Search code examples
c++loopsoptimizationvectorizationmulticore

How to optimize the following common loop?


I have code

#include <iostream>
#include <vector>
#include <ctime>
using namespace std;

void foo(int n, double* a, double* b, double *c, double*d, double* e, double* f, double* g)
{
    for (int i = 0; i < n; ++i)
        a[i] = b[i] * a[i] + c[i] * (d[i] + e[i] + f[i] + g[i]);
}

int main()
{
    int m = 1001001;
    vector<double> a(m), b(m), c(m), d(m), f(m);

    clock_t start = std::clock();

    for (int i = 0; i < 1000; ++i)
        foo(1000000, &a[0], &b[0], &c[0], &d[0], &d[1], &f[0], &f[1000] );

    double duration = (std::clock() - start) / (double)CLOCKS_PER_SEC;
    cout << "Finished in " << duration << " seconds [CPU Clock] " << endl;
}

Can you give me a workable example to optimize it with better performance? Any compiler is fine, like Intel c++ compiler and visual c++ compiler. Please suggest a CPU with good performance to do such job.


Solution

  • On apple clang, I tried:

    • using __restict__ on the arguments to convince the compiler that there was no aliasing.

    result: no change

    • distributing the computation over 8 threads in foo()

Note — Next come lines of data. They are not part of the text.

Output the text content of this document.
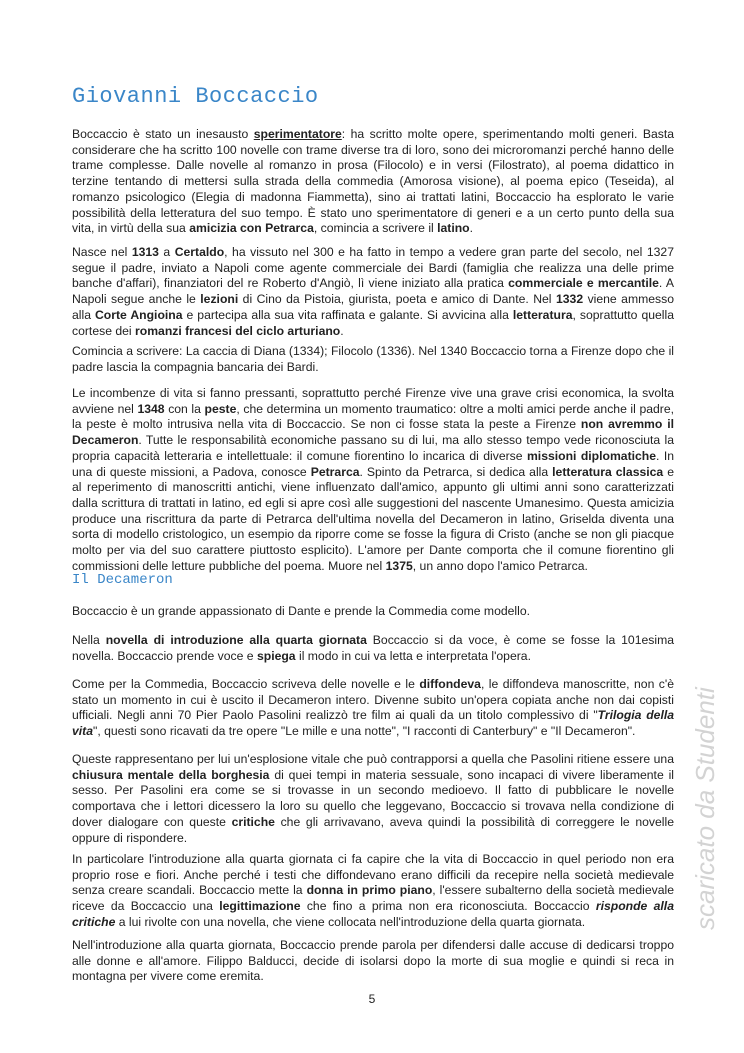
Giovanni Boccaccio

Boccaccio è stato un inesausto sperimentatore: ha scritto molte opere, sperimentando molti generi. Basta considerare che ha scritto 100 novelle con trame diverse tra di loro, sono dei microromanzi perché hanno delle trame complesse. Dalle novelle al romanzo in prosa (Filocolo) e in versi (Filostrato), al poema didattico in terzine tentando di mettersi sulla strada della commedia (Amorosa visione), al poema epico (Teseida), al romanzo psicologico (Elegia di madonna Fiammetta), sino ai trattati latini, Boccaccio ha esplorato le varie possibilità della letteratura del suo tempo. È stato uno sperimentatore di generi e a un certo punto della sua vita, in virtù della sua amicizia con Petrarca, comincia a scrivere il latino.

Nasce nel 1313 a Certaldo, ha vissuto nel 300 e ha fatto in tempo a vedere gran parte del secolo, nel 1327 segue il padre, inviato a Napoli come agente commerciale dei Bardi (famiglia che realizza una delle prime banche d'affari), finanziatori del re Roberto d'Angiò, lì viene iniziato alla pratica commerciale e mercantile. A Napoli segue anche le lezioni di Cino da Pistoia, giurista, poeta e amico di Dante. Nel 1332 viene ammesso alla Corte Angioina e partecipa alla sua vita raffinata e galante. Si avvicina alla letteratura, soprattutto quella cortese dei romanzi francesi del ciclo arturiano.

Comincia a scrivere: La caccia di Diana (1334); Filocolo (1336). Nel 1340 Boccaccio torna a Firenze dopo che il padre lascia la compagnia bancaria dei Bardi.

Le incombenze di vita si fanno pressanti, soprattutto perché Firenze vive una grave crisi economica, la svolta avviene nel 1348 con la peste, che determina un momento traumatico: oltre a molti amici perde anche il padre, la peste è molto intrusiva nella vita di Boccaccio. Se non ci fosse stata la peste a Firenze non avremmo il Decameron. Tutte le responsabilità economiche passano su di lui, ma allo stesso tempo vede riconosciuta la propria capacità letteraria e intellettuale: il comune fiorentino lo incarica di diverse missioni diplomatiche. In una di queste missioni, a Padova, conosce Petrarca. Spinto da Petrarca, si dedica alla letteratura classica e al reperimento di manoscritti antichi, viene influenzato dall'amico, appunto gli ultimi anni sono caratterizzati dalla scrittura di trattati in latino, ed egli si apre così alle suggestioni del nascente Umanesimo. Questa amicizia produce una riscrittura da parte di Petrarca dell'ultima novella del Decameron in latino, Griselda diventa una sorta di modello cristologico, un esempio da riporre come se fosse la figura di Cristo (anche se non gli piacque molto per via del suo carattere piuttosto esplicito). L'amore per Dante comporta che il comune fiorentino gli commissioni delle letture pubbliche del poema. Muore nel 1375, un anno dopo l'amico Petrarca.

Il Decameron

Boccaccio è un grande appassionato di Dante e prende la Commedia come modello.

Nella novella di introduzione alla quarta giornata Boccaccio si da voce, è come se fosse la 101esima novella. Boccaccio prende voce e spiega il modo in cui va letta e interpretata l'opera.

Come per la Commedia, Boccaccio scriveva delle novelle e le diffondeva, le diffondeva manoscritte, non c'è stato un momento in cui è uscito il Decameron intero. Divenne subito un'opera copiata anche non dai copisti ufficiali. Negli anni 70 Pier Paolo Pasolini realizzò tre film ai quali da un titolo complessivo di "Trilogia della vita", questi sono ricavati da tre opere "Le mille e una notte", "I racconti di Canterbury" e "Il Decameron".

Queste rappresentano per lui un'esplosione vitale che può contrapporsi a quella che Pasolini ritiene essere una chiusura mentale della borghesia di quei tempi in materia sessuale, sono incapaci di vivere liberamente il sesso. Per Pasolini era come se si trovasse in un secondo medioevo. Il fatto di pubblicare le novelle comportava che i lettori dicessero la loro su quello che leggevano, Boccaccio si trovava nella condizione di dover dialogare con queste critiche che gli arrivavano, aveva quindi la possibilità di correggere le novelle oppure di rispondere.

In particolare l'introduzione alla quarta giornata ci fa capire che la vita di Boccaccio in quel periodo non era proprio rose e fiori. Anche perché i testi che diffondevano erano difficili da recepire nella società medievale senza creare scandali. Boccaccio mette la donna in primo piano, l'essere subalterno della società medievale riceve da Boccaccio una legittimazione che fino a prima non era riconosciuta. Boccaccio risponde alla critiche a lui rivolte con una novella, che viene collocata nell'introduzione della quarta giornata.

Nell'introduzione alla quarta giornata, Boccaccio prende parola per difendersi dalle accuse di dedicarsi troppo alle donne e all'amore. Filippo Balducci, decide di isolarsi dopo la morte di sua moglie e quindi si reca in montagna per vivere come eremita.

scaricato da Studenti
5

    result: computation time increased from ~3 seconds to ~18seconds!

    • using #pragma omp parallel for

    result: compiler ignored me and stayed with the original solution. ~3 seconds.

    • setting the command line option -march=native to allow the cpu's full awesomeness to shine

    result: different assembler output (vectorisation applied), but run time still unchanged at ~3s

    initial conclusions:

    This problem is bound by memory access and not by the CPU.